Mayor Sly James: Event should focus on Michael Brown, not police brutality

KANSAS CITY, Mo. - Hundreds of people are expected to meet at the J.C. Nichols Memorial Fountain on the Plaza Thursday evening for a rally to end police brutality and observe a moment of silence for its victims. 

Mayor Sly James said the event is not focused in the right direction.

"We should be focused on that young man and his family,” James said. “We should also deal with the acts that led to his death, but to start talking about police brutality in a general raw way is simply to incite more problems; it's not a problem solver.”

Earlier Thursday, Mayor James released a video asking people to “keep it cool,” and “doing things in the right manner.” 

Organizers said the event is one of 25 in cities across the country. Their aim is to stand in solidarity with others against police brutality.

Participants were encouraged to make posters with the names of victim who have been killed by police in the last 15 to 20 years.

Rally organizers asked people who come out tonight not to engage in violence and not to destroy property.

Mayor James said the violence in Ferguson is not getting anything done, nor will that type of violence happen here at home mainly because of the police department's leadership.

“Chief Forte has changed the way this department is functioning from an arrogant organization in the past to an organization that's much more in tuned to the people who live in the city," James said.

Chief Forte isn't the only one in touch with the community.  His officers are as well. Six officers walk to area neighborhoods looking to mend relationships and prevent crime. Then there's the man in blue pulling some dance moves in east Kansas City. And, of course, there is the officer who donated an air conditioner to a 95-year woman when hers broke down.
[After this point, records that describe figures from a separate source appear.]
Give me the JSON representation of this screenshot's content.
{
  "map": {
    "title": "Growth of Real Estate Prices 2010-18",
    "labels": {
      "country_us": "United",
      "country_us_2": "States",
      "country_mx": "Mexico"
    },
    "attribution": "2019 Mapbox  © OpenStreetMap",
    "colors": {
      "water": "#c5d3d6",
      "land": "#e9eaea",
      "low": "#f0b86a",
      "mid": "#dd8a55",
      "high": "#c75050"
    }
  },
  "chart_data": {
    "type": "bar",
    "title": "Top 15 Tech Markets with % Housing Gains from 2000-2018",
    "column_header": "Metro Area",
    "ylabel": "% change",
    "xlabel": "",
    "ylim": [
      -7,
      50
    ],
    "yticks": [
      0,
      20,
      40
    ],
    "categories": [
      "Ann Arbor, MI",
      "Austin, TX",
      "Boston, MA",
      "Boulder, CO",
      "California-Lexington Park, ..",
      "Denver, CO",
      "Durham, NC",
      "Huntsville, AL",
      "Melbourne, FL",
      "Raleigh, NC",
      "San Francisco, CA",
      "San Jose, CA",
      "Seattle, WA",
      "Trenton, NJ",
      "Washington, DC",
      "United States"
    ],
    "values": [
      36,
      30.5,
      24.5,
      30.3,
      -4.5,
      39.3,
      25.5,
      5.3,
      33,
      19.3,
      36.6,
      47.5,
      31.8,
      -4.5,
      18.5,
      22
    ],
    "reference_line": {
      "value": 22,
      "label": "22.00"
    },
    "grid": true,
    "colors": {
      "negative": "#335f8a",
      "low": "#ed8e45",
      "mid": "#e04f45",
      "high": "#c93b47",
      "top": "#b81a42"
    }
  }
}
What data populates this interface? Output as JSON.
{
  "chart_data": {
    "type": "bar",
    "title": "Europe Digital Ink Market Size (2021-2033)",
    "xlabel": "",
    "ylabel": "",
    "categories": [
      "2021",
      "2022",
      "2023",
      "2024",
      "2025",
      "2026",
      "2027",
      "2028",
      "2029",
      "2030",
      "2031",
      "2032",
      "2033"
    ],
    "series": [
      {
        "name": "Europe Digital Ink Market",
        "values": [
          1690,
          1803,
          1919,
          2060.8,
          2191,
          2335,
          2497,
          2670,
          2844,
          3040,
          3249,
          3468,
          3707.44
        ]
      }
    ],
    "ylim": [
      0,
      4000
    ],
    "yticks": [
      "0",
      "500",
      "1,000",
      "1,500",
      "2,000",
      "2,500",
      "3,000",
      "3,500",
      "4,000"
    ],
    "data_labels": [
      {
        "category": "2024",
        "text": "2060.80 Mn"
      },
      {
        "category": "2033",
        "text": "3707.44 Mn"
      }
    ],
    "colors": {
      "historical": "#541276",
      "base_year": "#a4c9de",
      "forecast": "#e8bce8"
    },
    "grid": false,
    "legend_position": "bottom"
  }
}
Their work in the community is highlighted not just thru mainstream media but also on social media such as the department's tweetalongs.

On the city level, new initiatives like the Youth Commission began in June.

Gracie Fleming is president and chair of the board.

“It's making it a more youth friendly city and making us the youth feel more unified in the city and less divided,” Fleming said. 

Police expect it to be a peaceful rally, but Chief Forte said officials are prepared if things get out of hand.